I stood there like an idiot, not crying—exactly. But feeling the tightness in my chest, and all flushed, and there's that smile again. And so I thanked her. And then I turned off the programme.
The bar vanished.
All this time, I'm thinking I'm pouring my heart out to this hologram, and it turns out she's standing there, flesh and blood and as real as me. I don't think I've ever felt so incredibly embarrassed, and she had to know exactly what I'd thought—how I'd just assumed that she wasn't real, so it was okay.... It was awkward for about a minute--but lemme tell you, it was the longest sixty seconds of my life. Longer even than Cargo Bay Two.

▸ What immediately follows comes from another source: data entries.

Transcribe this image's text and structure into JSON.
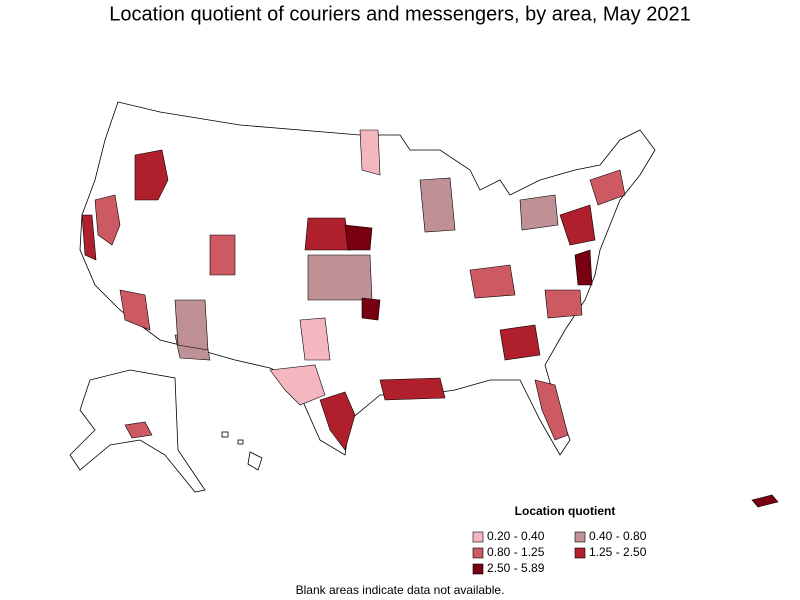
{
  "title": "Location quotient of couriers and messengers, by area, May 2021",
  "legend": {
    "title": "Location quotient",
    "items": [
      {
        "label": "0.20 - 0.40",
        "color": "#f4b6bf"
      },
      {
        "label": "0.40 - 0.80",
        "color": "#bf9196"
      },
      {
        "label": "0.80 - 1.25",
        "color": "#cd5a63"
      },
      {
        "label": "1.25 - 2.50",
        "color": "#b01f2c"
      },
      {
        "label": "2.50 - 5.89",
        "color": "#780010"
      }
    ]
  },
  "note": "Blank areas indicate data not available."
}
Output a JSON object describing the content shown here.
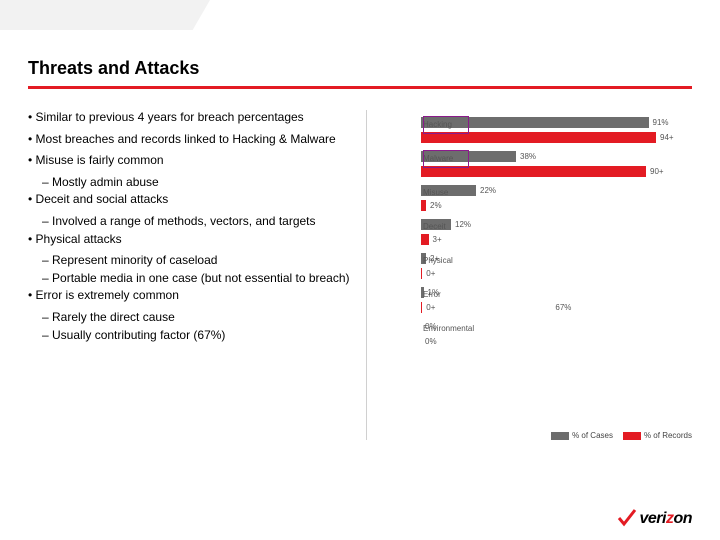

Turns out her name is Helen Powell, and she works in the aeroponics bay. She used to be a horticulturist on Volan III before the colony was ceded to the Cardassians. Her husband and mother were killed by Cardassians, and she joined the Maquis, and that was how she ended up on Voyager.
I feel like a complete idiot—but at the same time, I can't help but feel like somehow, things have changed. Now there's somebody here who knows everything—more even than I think I've ever told Marla, Jim or the others. Someone who knows everything about me, and still wants to be my friend.
I know it's going to be hard to win the trust of these people again. And hardest of all, to win the trust of Voyager's Captain. But maybe Helen's right. Maybe what I need to do first is try and trust myself again.